In Hirat Province, some laboratory services have been halted for the last three weeks due to the non-payment of staff salaries. The UN and partners are reviewing the situation.

Yesterday [17 November], an inter-agency mission to Taloqan in Takhar Province conducted assessments to help vulnerable households. Takhar Province has seen an increase in the number of people requiring assistance, including due to drought.

Meanwhile, the use of unexploded ordnance (UXOs) across Afghanistan remains a major safety risk. On 15 and 16 November, two UXOs and one improvised explosive device detonated on several civilians, including three children, who were injured, in Tirinkot city, Uruzgan Province.

Thanks to generous contributions from donors and Member States, the Flash Appeal for Afghanistan, which seeks US$606 million for the last four months of 2021, is 87 per cent funded ($530 million).


The Humanitarian Coordinator for Madagascar, Issa Sanogo, today called on the international community to urgently increase its support to people facing severe hunger in the Grand Sud region of the country, as the Government and humanitarian partners launched a revised Flash Appeal.

The climate crisis is having a devastating impact on people’s lives in southern Madagascar. 
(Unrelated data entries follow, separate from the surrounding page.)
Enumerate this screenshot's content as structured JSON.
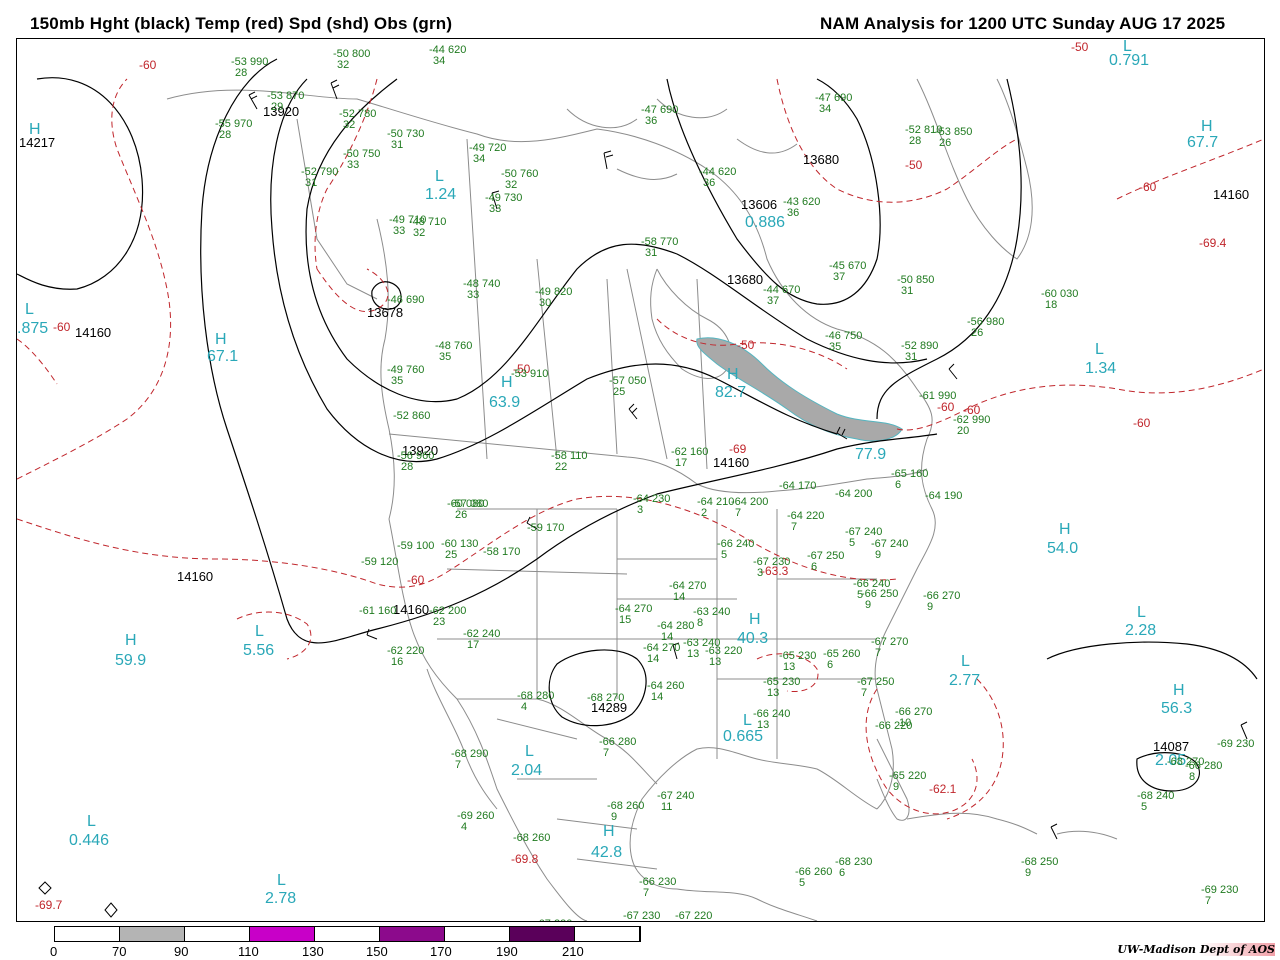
{
  "header": {
    "left_title": "150mb Hght (black) Temp (red) Spd (shd) Obs (grn)",
    "right_title": "NAM Analysis for 1200 UTC Sunday  AUG 17 2025"
  },
  "colors": {
    "height_contours": "#000000",
    "temp_contours": "#c0262c",
    "speed_shading": "#a9a9a9",
    "observations": "#1f7a1f",
    "centers": "#2aa8b8",
    "borders": "#8c8c8c"
  },
  "legend": {
    "title": "Spd (shd)",
    "bins": [
      {
        "from": "0",
        "color": "#ffffff"
      },
      {
        "from": "70",
        "color": "#b4b4b4"
      },
      {
        "from": "90",
        "color": "#ffffff"
      },
      {
        "from": "110",
        "color": "#c800c8"
      },
      {
        "from": "130",
        "color": "#ffffff"
      },
      {
        "from": "150",
        "color": "#8c0a8c"
      },
      {
        "from": "170",
        "color": "#ffffff"
      },
      {
        "from": "190",
        "color": "#5a005a"
      },
      {
        "from": "210",
        "color": "#ffffff"
      }
    ],
    "labels": [
      "0",
      "70",
      "90",
      "110",
      "130",
      "150",
      "170",
      "190",
      "210"
    ]
  },
  "height_labels": [
    "13920",
    "14217",
    "14160",
    "13680",
    "13606",
    "13680",
    "13678",
    "14160",
    "13920",
    "14160",
    "14160",
    "14160",
    "14289",
    "14087"
  ],
  "temp_labels": [
    "-60",
    "-50",
    "-50",
    "-60",
    "-60",
    "-69",
    "-50",
    "-60",
    "-60",
    "-60",
    "-69.4",
    "-63.3",
    "-62.1",
    "-69.8",
    "-69.7",
    "-60",
    "-50"
  ],
  "centers": [
    {
      "type": "H",
      "value": "",
      "id": "h-west-edge"
    },
    {
      "type": "L",
      "value": "1.24"
    },
    {
      "type": "L",
      "value": "0.886"
    },
    {
      "type": "L",
      "value": "0.791"
    },
    {
      "type": "H",
      "value": "67.7"
    },
    {
      "type": "L",
      "value": ".875"
    },
    {
      "type": "H",
      "value": "67.1"
    },
    {
      "type": "H",
      "value": "63.9"
    },
    {
      "type": "H",
      "value": "82.7"
    },
    {
      "type": "L",
      "value": "1.34"
    },
    {
      "type": "H",
      "value": "54.0"
    },
    {
      "type": "L",
      "value": "2.28"
    },
    {
      "type": "H",
      "value": "59.9"
    },
    {
      "type": "L",
      "value": "5.56"
    },
    {
      "type": "H",
      "value": "40.3"
    },
    {
      "type": "L",
      "value": "2.77"
    },
    {
      "type": "H",
      "value": "56.3"
    },
    {
      "type": "L",
      "value": "0.665"
    },
    {
      "type": "L",
      "value": "2.04"
    },
    {
      "type": "L",
      "value": "0.446"
    },
    {
      "type": "H",
      "value": "42.8"
    },
    {
      "type": "L",
      "value": "2.78"
    },
    {
      "type": "L",
      "value": "2.05"
    },
    {
      "type": "H",
      "value": "77.9"
    }
  ],
  "observations": [
    {
      "t": "-53",
      "z": "990",
      "s": "28"
    },
    {
      "t": "-50",
      "z": "800",
      "s": "32"
    },
    {
      "t": "-44",
      "z": "620",
      "s": "34"
    },
    {
      "t": "-53",
      "z": "870",
      "s": "29"
    },
    {
      "t": "-55",
      "z": "970",
      "s": "28"
    },
    {
      "t": "-52",
      "z": "780",
      "s": "32"
    },
    {
      "t": "-50",
      "z": "730",
      "s": "31"
    },
    {
      "t": "-50",
      "z": "750",
      "s": "33"
    },
    {
      "t": "-52",
      "z": "790",
      "s": "31"
    },
    {
      "t": "-49",
      "z": "720",
      "s": "34"
    },
    {
      "t": "-47",
      "z": "690",
      "s": "36"
    },
    {
      "t": "-50",
      "z": "760",
      "s": "32"
    },
    {
      "t": "-44",
      "z": "620",
      "s": "36"
    },
    {
      "t": "-43",
      "z": "620",
      "s": "36"
    },
    {
      "t": "-47",
      "z": "690",
      "s": "34"
    },
    {
      "t": "-52",
      "z": "810",
      "s": "28"
    },
    {
      "t": "-53",
      "z": "850",
      "s": "26"
    },
    {
      "t": "-49",
      "z": "730",
      "s": "33"
    },
    {
      "t": "-49",
      "z": "710",
      "s": "33"
    },
    {
      "t": "-48",
      "z": "710",
      "s": "32"
    },
    {
      "t": "-58",
      "z": "770",
      "s": "31"
    },
    {
      "t": "-45",
      "z": "670",
      "s": "37"
    },
    {
      "t": "-44",
      "z": "670",
      "s": "37"
    },
    {
      "t": "-50",
      "z": "850",
      "s": "31"
    },
    {
      "t": "-60",
      "z": "030",
      "s": "18"
    },
    {
      "t": "-48",
      "z": "740",
      "s": "33"
    },
    {
      "t": "-49",
      "z": "820",
      "s": "30"
    },
    {
      "t": "-46",
      "z": "690",
      "s": ""
    },
    {
      "t": "-56",
      "z": "980",
      "s": "26"
    },
    {
      "t": "-46",
      "z": "750",
      "s": "35"
    },
    {
      "t": "-52",
      "z": "890",
      "s": "31"
    },
    {
      "t": "-48",
      "z": "760",
      "s": "35"
    },
    {
      "t": "-49",
      "z": "760",
      "s": "35"
    },
    {
      "t": "-53",
      "z": "910",
      "s": ""
    },
    {
      "t": "-57",
      "z": "050",
      "s": "25"
    },
    {
      "t": "-61",
      "z": "990",
      "s": ""
    },
    {
      "t": "-62",
      "z": "990",
      "s": "20"
    },
    {
      "t": "-52",
      "z": "860",
      "s": ""
    },
    {
      "t": "-60",
      "z": "080",
      "s": ""
    },
    {
      "t": "-56",
      "z": "960",
      "s": "28"
    },
    {
      "t": "-58",
      "z": "110",
      "s": "22"
    },
    {
      "t": "-62",
      "z": "160",
      "s": "17"
    },
    {
      "t": "-65",
      "z": "160",
      "s": "6"
    },
    {
      "t": "-64",
      "z": "230",
      "s": "3"
    },
    {
      "t": "-64",
      "z": "210",
      "s": "2"
    },
    {
      "t": "-64",
      "z": "200",
      "s": "7"
    },
    {
      "t": "-64",
      "z": "170",
      "s": ""
    },
    {
      "t": "-64",
      "z": "200",
      "s": ""
    },
    {
      "t": "-64",
      "z": "190",
      "s": ""
    },
    {
      "t": "-57",
      "z": "080",
      "s": "26"
    },
    {
      "t": "-59",
      "z": "170",
      "s": ""
    },
    {
      "t": "-60",
      "z": "130",
      "s": "25"
    },
    {
      "t": "-58",
      "z": "170",
      "s": ""
    },
    {
      "t": "-59",
      "z": "100",
      "s": ""
    },
    {
      "t": "-59",
      "z": "120",
      "s": ""
    },
    {
      "t": "-64",
      "z": "220",
      "s": "7"
    },
    {
      "t": "-66",
      "z": "240",
      "s": "5"
    },
    {
      "t": "-67",
      "z": "240",
      "s": "5"
    },
    {
      "t": "-67",
      "z": "240",
      "s": "9"
    },
    {
      "t": "-67",
      "z": "230",
      "s": "3"
    },
    {
      "t": "-67",
      "z": "250",
      "s": "6"
    },
    {
      "t": "-66",
      "z": "240",
      "s": "5"
    },
    {
      "t": "-66",
      "z": "250",
      "s": "9"
    },
    {
      "t": "-66",
      "z": "270",
      "s": "9"
    },
    {
      "t": "-64",
      "z": "270",
      "s": "14"
    },
    {
      "t": "-64",
      "z": "270",
      "s": "15"
    },
    {
      "t": "-63",
      "z": "240",
      "s": "8"
    },
    {
      "t": "-63",
      "z": "240",
      "s": "13"
    },
    {
      "t": "-61",
      "z": "160",
      "s": ""
    },
    {
      "t": "-62",
      "z": "200",
      "s": "23"
    },
    {
      "t": "-62",
      "z": "240",
      "s": "17"
    },
    {
      "t": "-62",
      "z": "220",
      "s": "16"
    },
    {
      "t": "-64",
      "z": "280",
      "s": "14"
    },
    {
      "t": "-64",
      "z": "270",
      "s": "14"
    },
    {
      "t": "-63",
      "z": "220",
      "s": "13"
    },
    {
      "t": "-65",
      "z": "230",
      "s": "13"
    },
    {
      "t": "-65",
      "z": "260",
      "s": "6"
    },
    {
      "t": "-67",
      "z": "270",
      "s": "7"
    },
    {
      "t": "-67",
      "z": "250",
      "s": "7"
    },
    {
      "t": "-66",
      "z": "270",
      "s": "10"
    },
    {
      "t": "-66",
      "z": "220",
      "s": ""
    },
    {
      "t": "-65",
      "z": "230",
      "s": "13"
    },
    {
      "t": "-64",
      "z": "260",
      "s": "14"
    },
    {
      "t": "-66",
      "z": "240",
      "s": "13"
    },
    {
      "t": "-68",
      "z": "280",
      "s": "4"
    },
    {
      "t": "-68",
      "z": "270",
      "s": ""
    },
    {
      "t": "-66",
      "z": "280",
      "s": "7"
    },
    {
      "t": "-68",
      "z": "290",
      "s": "7"
    },
    {
      "t": "-69",
      "z": "260",
      "s": "4"
    },
    {
      "t": "-68",
      "z": "260",
      "s": "9"
    },
    {
      "t": "-67",
      "z": "240",
      "s": "11"
    },
    {
      "t": "-68",
      "z": "260",
      "s": ""
    },
    {
      "t": "-65",
      "z": "220",
      "s": "9"
    },
    {
      "t": "-66",
      "z": "230",
      "s": "7"
    },
    {
      "t": "-66",
      "z": "260",
      "s": "5"
    },
    {
      "t": "-68",
      "z": "230",
      "s": "6"
    },
    {
      "t": "-68",
      "z": "250",
      "s": "9"
    },
    {
      "t": "-67",
      "z": "230",
      "s": ""
    },
    {
      "t": "-67",
      "z": "230",
      "s": ""
    },
    {
      "t": "-67",
      "z": "220",
      "s": ""
    },
    {
      "t": "-68",
      "z": "240",
      "s": "5"
    },
    {
      "t": "-66",
      "z": "280",
      "s": "8"
    },
    {
      "t": "-69",
      "z": "230",
      "s": "7"
    },
    {
      "t": "-69",
      "z": "230",
      "s": ""
    },
    {
      "t": "-68",
      "z": "270",
      "s": ""
    }
  ],
  "credit": {
    "org": "UW-Madison",
    "dept": "Dept of AOS"
  }
}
Humanitarian Coordinator Sanogo said that in recent visits to the Grand Sud he had seen families eating cactus or locusts to survive the worst drought the region has faced in more than 40 years.  

Consecutive droughts combined with sandstorms and pests have made it nearly impossible for people in southern Madagascar to grow their own food for at least three years now.  
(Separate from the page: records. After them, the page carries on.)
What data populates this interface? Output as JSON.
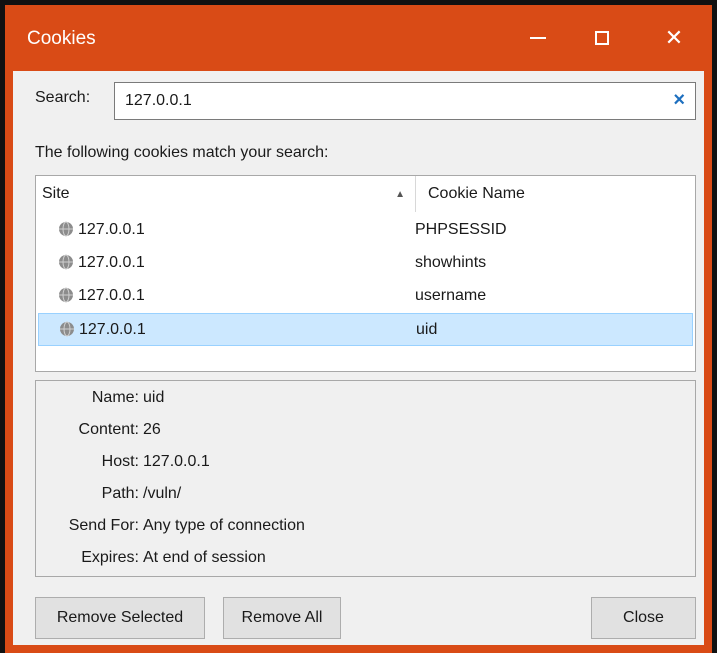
{
  "window": {
    "title": "Cookies",
    "close_glyph": "✕"
  },
  "search": {
    "label": "Search:",
    "value": "127.0.0.1",
    "clear_glyph": "×"
  },
  "match_label": "The following cookies match your search:",
  "table": {
    "columns": [
      "Site",
      "Cookie Name"
    ],
    "sort_glyph": "▲",
    "rows": [
      {
        "site": "127.0.0.1",
        "cookie": "PHPSESSID"
      },
      {
        "site": "127.0.0.1",
        "cookie": "showhints"
      },
      {
        "site": "127.0.0.1",
        "cookie": "username"
      },
      {
        "site": "127.0.0.1",
        "cookie": "uid"
      }
    ]
  },
  "details": [
    {
      "key": "Name:",
      "value": "uid"
    },
    {
      "key": "Content:",
      "value": "26"
    },
    {
      "key": "Host:",
      "value": "127.0.0.1"
    },
    {
      "key": "Path:",
      "value": "/vuln/"
    },
    {
      "key": "Send For:",
      "value": "Any type of connection"
    },
    {
      "key": "Expires:",
      "value": "At end of session"
    }
  ],
  "buttons": {
    "remove_selected": "Remove Selected",
    "remove_all": "Remove All",
    "close": "Close"
  },
  "colors": {
    "accent": "#d94b16",
    "selection": "#cce8ff",
    "clear_icon": "#1d6fbf"
  }
}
The UN and partners in Madagascar estimate that 1.3 million people are facing severe hunger and 28,000 people are in famine-like conditions. 

Without urgent action, thousands of lives will be at risk.

Humanitarian organizations in Madagascar have significantly expanded their operations in 2021 and provided life-saving assistance to over 900,000 people. But the crisis continues and more has to be done. 

While donors have generously contributed nearly $120 million out of the $231 million required under the revised Flash Appeal, additional funding is immediately required to enable humanitarian organizations to provide food, water, health services, and life-saving nutrition treatment for people desperately in need.